PROJECT SUMMARY Cardiomyocytes from human induced pluripotent stems cells (iPSC-CMs) possess the potential to study patient-specific heart disease in a dish. Their usefulness ranges from being important in drug development, cellular therapies, as well as understanding human cardiac development. Although we can generate beating cardiomyocytes in a dish, their representation of human adult subtypes (e.g., atrial, ventricular, and nodal) is still rudimentary. To understand the factors which regulate iPSC-CMs into various cardiomyocyte subtypes, we will utilize a single cell RNA sequencing approach to identify critical transcription factors involved in the transition of progenitor cardiomyocytes into an atrial-like (retinoic acid-treated cultures) or ventricular-like (default differentiation parameters) phenotype. Furthermore, we will genetically engineer our iPSCs to be deficient in or mark the expression of core subtype specific markers using CRISPR/Cas9 technology. In using this approach, we will assess what are the master transcription factors involved in cardiomyocyte subtype specification and whether a specific cardiomyocyte subpopulation formed in vitro is better at repairing the damaged heart.
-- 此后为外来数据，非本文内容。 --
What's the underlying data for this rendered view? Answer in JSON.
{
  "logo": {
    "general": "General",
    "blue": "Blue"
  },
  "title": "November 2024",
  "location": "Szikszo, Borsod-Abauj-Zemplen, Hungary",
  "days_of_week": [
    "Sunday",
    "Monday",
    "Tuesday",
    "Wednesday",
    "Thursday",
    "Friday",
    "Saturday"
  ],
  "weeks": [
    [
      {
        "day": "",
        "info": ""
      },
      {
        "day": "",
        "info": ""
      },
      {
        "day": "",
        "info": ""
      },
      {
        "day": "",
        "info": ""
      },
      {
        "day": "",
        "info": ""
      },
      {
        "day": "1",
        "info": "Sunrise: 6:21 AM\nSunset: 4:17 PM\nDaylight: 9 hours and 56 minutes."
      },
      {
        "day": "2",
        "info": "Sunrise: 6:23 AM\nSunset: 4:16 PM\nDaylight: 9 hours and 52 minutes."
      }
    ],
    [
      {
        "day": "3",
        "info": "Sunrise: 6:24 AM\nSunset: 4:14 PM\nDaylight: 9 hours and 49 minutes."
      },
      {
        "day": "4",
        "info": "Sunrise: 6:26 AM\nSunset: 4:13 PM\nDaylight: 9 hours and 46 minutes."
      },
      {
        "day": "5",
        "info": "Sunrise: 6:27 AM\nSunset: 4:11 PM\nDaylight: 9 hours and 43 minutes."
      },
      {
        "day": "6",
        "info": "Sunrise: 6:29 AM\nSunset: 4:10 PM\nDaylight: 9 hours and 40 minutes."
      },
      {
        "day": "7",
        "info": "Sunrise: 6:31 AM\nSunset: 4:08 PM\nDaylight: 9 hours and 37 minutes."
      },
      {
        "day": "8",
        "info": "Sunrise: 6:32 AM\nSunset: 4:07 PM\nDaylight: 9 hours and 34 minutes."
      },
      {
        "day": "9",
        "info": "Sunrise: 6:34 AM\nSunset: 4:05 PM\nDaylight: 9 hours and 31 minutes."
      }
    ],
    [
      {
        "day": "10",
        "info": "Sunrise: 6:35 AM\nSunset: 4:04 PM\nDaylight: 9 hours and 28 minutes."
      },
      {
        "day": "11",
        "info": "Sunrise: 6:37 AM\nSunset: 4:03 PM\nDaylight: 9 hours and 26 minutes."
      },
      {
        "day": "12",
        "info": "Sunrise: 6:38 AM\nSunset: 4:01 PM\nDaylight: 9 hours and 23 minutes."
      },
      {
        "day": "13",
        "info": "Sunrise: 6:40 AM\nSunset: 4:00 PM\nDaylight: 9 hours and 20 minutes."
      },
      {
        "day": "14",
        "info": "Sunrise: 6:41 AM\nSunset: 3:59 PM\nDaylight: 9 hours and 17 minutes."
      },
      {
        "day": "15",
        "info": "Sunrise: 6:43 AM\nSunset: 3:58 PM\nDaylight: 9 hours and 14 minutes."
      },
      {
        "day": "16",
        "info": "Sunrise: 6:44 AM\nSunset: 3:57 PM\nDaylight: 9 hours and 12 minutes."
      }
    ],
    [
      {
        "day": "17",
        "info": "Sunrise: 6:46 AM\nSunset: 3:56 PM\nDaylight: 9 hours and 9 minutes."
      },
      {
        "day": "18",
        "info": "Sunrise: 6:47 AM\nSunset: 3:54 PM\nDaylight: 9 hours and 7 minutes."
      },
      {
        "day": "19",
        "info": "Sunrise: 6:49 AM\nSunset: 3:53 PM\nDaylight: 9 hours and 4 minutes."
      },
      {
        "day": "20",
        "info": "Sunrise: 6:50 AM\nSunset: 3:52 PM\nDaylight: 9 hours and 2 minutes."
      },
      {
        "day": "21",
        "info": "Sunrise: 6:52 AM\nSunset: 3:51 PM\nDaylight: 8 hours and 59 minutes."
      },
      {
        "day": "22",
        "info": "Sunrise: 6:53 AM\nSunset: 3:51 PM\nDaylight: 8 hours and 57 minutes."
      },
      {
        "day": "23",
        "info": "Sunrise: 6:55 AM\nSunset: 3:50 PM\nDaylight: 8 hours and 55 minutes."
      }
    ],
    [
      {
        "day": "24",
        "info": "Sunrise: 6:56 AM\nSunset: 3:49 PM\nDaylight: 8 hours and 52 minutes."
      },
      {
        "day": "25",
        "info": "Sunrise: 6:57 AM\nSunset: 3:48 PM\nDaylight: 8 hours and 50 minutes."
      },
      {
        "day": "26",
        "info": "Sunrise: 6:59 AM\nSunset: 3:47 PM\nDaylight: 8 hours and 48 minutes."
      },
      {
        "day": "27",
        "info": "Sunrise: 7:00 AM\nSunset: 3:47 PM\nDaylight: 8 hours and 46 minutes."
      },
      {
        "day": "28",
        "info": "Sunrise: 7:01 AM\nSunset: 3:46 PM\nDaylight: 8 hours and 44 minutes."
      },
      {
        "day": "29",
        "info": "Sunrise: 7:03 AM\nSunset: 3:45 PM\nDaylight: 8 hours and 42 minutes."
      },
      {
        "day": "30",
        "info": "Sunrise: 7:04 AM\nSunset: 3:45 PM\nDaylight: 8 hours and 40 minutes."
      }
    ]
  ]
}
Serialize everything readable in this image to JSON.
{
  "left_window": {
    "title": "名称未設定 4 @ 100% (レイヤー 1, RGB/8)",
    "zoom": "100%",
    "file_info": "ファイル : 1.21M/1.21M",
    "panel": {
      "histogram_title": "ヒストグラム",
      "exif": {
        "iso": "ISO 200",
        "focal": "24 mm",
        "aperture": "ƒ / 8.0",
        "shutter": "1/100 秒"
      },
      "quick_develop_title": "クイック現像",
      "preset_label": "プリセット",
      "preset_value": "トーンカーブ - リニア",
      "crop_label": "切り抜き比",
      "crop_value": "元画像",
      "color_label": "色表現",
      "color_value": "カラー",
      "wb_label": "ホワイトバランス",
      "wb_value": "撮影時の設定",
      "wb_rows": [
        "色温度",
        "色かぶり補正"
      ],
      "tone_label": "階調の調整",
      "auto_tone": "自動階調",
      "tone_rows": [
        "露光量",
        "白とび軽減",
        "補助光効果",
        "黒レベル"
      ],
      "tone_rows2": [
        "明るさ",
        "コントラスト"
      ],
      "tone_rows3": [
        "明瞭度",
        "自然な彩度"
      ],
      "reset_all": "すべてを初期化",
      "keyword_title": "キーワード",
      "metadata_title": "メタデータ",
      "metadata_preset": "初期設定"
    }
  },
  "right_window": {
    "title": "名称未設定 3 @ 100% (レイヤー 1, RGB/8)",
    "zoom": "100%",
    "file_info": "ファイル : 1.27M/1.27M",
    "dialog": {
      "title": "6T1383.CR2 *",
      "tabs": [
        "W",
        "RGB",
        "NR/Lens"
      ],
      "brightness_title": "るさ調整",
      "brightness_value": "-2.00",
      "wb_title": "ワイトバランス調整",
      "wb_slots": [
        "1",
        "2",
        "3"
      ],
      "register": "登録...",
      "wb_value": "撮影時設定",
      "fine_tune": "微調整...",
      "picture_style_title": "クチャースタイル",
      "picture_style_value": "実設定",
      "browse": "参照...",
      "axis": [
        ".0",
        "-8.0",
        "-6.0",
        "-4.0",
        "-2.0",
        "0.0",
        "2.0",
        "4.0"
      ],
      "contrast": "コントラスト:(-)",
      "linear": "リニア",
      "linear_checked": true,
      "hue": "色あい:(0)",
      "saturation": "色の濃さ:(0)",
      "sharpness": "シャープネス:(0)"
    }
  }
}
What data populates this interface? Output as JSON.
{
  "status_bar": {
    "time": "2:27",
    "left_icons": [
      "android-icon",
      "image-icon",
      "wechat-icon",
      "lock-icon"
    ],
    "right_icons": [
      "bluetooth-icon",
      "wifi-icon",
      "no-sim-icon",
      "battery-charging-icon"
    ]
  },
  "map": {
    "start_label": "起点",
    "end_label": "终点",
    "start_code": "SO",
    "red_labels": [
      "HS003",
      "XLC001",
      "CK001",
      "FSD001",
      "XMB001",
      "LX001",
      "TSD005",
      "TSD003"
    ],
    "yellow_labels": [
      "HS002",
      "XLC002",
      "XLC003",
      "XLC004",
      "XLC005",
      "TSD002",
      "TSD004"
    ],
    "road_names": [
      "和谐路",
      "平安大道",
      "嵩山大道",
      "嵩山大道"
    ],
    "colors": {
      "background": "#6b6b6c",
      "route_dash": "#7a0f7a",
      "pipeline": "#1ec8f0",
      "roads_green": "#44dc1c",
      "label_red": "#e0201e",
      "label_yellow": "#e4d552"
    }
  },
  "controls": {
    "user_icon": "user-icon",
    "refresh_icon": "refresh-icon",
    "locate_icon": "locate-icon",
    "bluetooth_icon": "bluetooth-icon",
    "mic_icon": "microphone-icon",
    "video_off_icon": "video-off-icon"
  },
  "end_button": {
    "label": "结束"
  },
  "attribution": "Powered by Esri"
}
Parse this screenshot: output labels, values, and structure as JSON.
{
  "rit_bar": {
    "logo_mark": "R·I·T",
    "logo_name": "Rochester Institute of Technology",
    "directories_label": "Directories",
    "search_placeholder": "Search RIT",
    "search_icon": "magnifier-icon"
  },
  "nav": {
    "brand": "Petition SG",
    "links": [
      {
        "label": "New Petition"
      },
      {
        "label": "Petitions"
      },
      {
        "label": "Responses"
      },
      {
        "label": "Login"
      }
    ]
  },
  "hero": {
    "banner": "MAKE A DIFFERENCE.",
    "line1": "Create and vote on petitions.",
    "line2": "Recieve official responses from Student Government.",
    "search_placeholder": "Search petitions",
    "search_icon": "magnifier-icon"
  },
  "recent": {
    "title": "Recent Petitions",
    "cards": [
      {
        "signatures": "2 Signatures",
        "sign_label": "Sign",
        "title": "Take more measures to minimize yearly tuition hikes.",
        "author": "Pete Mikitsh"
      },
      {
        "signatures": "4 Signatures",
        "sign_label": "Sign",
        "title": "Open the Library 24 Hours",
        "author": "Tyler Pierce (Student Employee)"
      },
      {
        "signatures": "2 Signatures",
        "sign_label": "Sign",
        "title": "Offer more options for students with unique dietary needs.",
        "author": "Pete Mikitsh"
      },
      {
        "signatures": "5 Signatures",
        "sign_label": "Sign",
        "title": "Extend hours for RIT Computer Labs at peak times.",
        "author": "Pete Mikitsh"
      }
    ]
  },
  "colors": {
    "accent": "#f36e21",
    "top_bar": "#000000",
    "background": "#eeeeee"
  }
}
In using a miniswine myocardial infarction model, we will assess how well subpopulations integrate within the ischemic miniswine hearts as well as assess the functional recovery parameters that each cardiomyocyte subpopulations will contribute to repairing the damaged myocardium. Finally, by recovering the iPSC-CMs that have integrated within the heart, we will assess by single-cell sequencing how the transcriptome of these cells changes after being functional in vivo. We anticipate that these studies will shed light on how various subtypes can be differentiated in vitro which will further accelerate our use of iPSC-CMs for research and therapeutic applications.

项目摘要 来自人类诱导多能茎细胞（IPSC-CM）的心肌细胞具有研究的潜力 菜肴中特定于患者的心脏病。它们的实用性范围从在药物开发中很重要， 细胞疗法以及了解人类心脏发展。虽然我们可以产生殴打 菜肴中的心肌细胞，它们对人类成人亚型（例如心房，心室和淋巴结）的表示 仍然是基本的。要了解将IPSC-CMS调节为各种心肌细胞亚型的因素， 我们将利用单个细胞RNA测序方法来识别涉及的关键转录因子 祖细胞心肌细胞转变为心房样（视黄酸治疗的培养物）或室状样 （默认分化参数）表型。此外，我们将在基因上设计我们的IPSC 使用CRISPR/CAS9技术缺乏或标记核心亚型特定标记的表达。在使用中 这种方法，我们将评估心肌细胞亚型涉及的主要转录因子是什么 规格以及体外形成的特定心肌细胞亚群是否更好地修复 受损的心。在使用Miniswine心肌梗死模型时，我们将评估亚群的良好状态 整合在缺血性迷你葡萄酒中，并评估每个功能恢复参数 心肌细胞亚群将有助于修复受损的心肌。最后，通过恢复 已经整合在心脏中的IPSC-CMS，我们将通过单细胞测序评估 这些细胞的转录组在体内发挥作用后会发生变化。我们预计这些研究将丢弃 阐明如何在体外区分各种亚型，这将进一步加速我们对IPSC-CMS的使用 用于研究和治疗应用。